Generation Speed: The Cost of Adaptive Thinking
Due to its adaptive thinking mode, Nex N2 can be extremely slow when generating output. Adaptive Thinking is a dynamic reasoning strategy where the model automatically adjusts its thinking depth and number of reasoning steps based on problem complexity. Simple questions get quick answers, while complex questions undergo multiple rounds of internal reasoning, self-verification, and strategy adjustment. This aligns with the Chain-of-Thought reasoning philosophy introduced by OpenAI's o1 series models, but goes a step further by making reasoning depth dynamically adjustable.
It plans, reasons, self-checks, and iterates — an excellent design for Agent workflows, but when you need quick output, the wait time can be painful. The trade-off is unpredictable generation latency — users may face long wait times even on simple tasks.
How Big Is the Gap Between Independent Evaluations and Official Benchmarks?

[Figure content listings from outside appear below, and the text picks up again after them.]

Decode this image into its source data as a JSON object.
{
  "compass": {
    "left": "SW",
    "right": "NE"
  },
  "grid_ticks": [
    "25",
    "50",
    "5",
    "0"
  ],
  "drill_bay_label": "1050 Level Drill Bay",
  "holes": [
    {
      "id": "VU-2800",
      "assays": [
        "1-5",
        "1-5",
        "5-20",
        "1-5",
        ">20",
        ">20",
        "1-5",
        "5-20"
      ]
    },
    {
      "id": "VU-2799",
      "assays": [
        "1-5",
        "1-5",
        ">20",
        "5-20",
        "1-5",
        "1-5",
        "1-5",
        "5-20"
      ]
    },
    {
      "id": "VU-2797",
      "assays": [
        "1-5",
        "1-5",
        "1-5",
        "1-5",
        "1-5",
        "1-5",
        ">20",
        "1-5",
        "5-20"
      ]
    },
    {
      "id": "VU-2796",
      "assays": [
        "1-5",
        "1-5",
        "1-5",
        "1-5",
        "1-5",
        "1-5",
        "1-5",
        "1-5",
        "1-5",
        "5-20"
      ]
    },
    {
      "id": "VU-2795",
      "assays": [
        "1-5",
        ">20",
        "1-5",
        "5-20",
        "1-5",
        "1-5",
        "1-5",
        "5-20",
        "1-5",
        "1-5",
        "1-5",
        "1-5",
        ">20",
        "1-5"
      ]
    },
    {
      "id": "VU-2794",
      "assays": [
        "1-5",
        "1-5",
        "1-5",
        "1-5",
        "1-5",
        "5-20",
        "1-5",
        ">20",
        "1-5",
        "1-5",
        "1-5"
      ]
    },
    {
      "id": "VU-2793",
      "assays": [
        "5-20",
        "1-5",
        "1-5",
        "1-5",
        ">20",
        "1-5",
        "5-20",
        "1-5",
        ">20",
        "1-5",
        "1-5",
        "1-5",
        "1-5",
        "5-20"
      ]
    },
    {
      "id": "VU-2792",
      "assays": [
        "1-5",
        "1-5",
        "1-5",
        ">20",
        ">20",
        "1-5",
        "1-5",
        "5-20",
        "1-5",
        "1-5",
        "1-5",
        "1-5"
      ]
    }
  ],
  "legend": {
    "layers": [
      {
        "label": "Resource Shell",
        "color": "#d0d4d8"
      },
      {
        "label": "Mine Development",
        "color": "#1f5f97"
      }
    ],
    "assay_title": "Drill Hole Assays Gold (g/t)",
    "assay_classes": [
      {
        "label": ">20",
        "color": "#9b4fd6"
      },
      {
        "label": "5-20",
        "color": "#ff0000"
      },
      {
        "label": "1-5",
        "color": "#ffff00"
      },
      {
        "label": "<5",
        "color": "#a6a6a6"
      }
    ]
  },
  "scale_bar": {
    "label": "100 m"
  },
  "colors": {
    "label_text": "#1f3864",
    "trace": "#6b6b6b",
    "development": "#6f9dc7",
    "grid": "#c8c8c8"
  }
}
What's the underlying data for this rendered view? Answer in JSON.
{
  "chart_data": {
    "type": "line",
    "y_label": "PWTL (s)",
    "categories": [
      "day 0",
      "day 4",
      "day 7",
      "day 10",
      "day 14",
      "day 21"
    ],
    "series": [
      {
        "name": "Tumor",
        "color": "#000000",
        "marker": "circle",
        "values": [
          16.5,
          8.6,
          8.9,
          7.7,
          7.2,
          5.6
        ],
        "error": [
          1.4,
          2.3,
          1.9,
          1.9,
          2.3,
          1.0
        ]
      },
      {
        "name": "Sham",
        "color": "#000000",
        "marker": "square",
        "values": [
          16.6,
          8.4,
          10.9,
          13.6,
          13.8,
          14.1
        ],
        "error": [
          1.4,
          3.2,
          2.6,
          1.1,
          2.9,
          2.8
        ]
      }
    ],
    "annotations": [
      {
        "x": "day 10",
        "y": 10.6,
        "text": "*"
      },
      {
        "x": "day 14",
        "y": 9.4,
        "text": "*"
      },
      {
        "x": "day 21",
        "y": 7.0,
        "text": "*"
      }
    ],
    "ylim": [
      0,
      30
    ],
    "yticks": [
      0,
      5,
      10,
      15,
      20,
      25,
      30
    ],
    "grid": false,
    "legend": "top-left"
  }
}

This point deserves special attention: independent test results show a significant gap from official claims. In the World of AI Benchmark independent evaluation, Nex N2 Pro ranked 12th, whereas the official claims suggest it can compete with the top five frontier models.

Testers believe Nex N2 exhibits a degree of "Benchmark Maxing" — over-optimization for benchmark tests. This is an increasingly serious problem in the AI industry: model developers may artificially inflate scores by over-training on specific benchmark data distributions, tuning hyperparameters, or even mixing test-set-related content into training data. This causes models to perform excellently on benchmarks but mediocrely on real-world tasks. Academia calls this phenomenon "teaching to the test," and it significantly undermines the credibility of benchmark scores — which is precisely why independent third-party evaluations are becoming increasingly important.
In real-world testing, Nex N2 Pro's performance is more inconsistent, showing a clear gap from the picture painted by official data.
Nex N2 Pro: Comprehensive Assessment and Usage Recommendations
Core Strengths
- Open-source and free, with two weeks of unlimited usage
- Solid coding output quality
- Impressive frontend generation capabilities
- Advanced Agent workflow design philosophy
- Adaptive thinking mode well-suited for complex tasks
Current Shortcomings
- Gap between official benchmarks and real-world performance
- Slow generation speed
- Output consistency needs improvement
- Obvious GPT distillation traces
- 262K context window is relatively limited
How to Use Nex N2 Pro
- Access via OpenRouter API
- Download open-source weights for local deployment (Mini model can be quantized to 8-bit for consumer-grade hardware)
- Test for free online via World of AI Benchmark
Conclusion: Worth Trying, but Stay Rational
Nex N2 Pro is an impressive, underrated, and genuinely useful model — but you shouldn't blindly trust its official benchmark data. In specific scenarios (especially coding and frontend generation), it can deliver an experience close to frontier models, and it's completely free. For developers, the most pragmatic approach is to take advantage of the two-week free period for in-depth testing and evaluate its capabilities against your own real-world tasks.
The pace of progress in Chinese open-source models is truly exciting, but maintaining rational assessment and waiting for more independent benchmark verification remains the right attitude when facing any new model.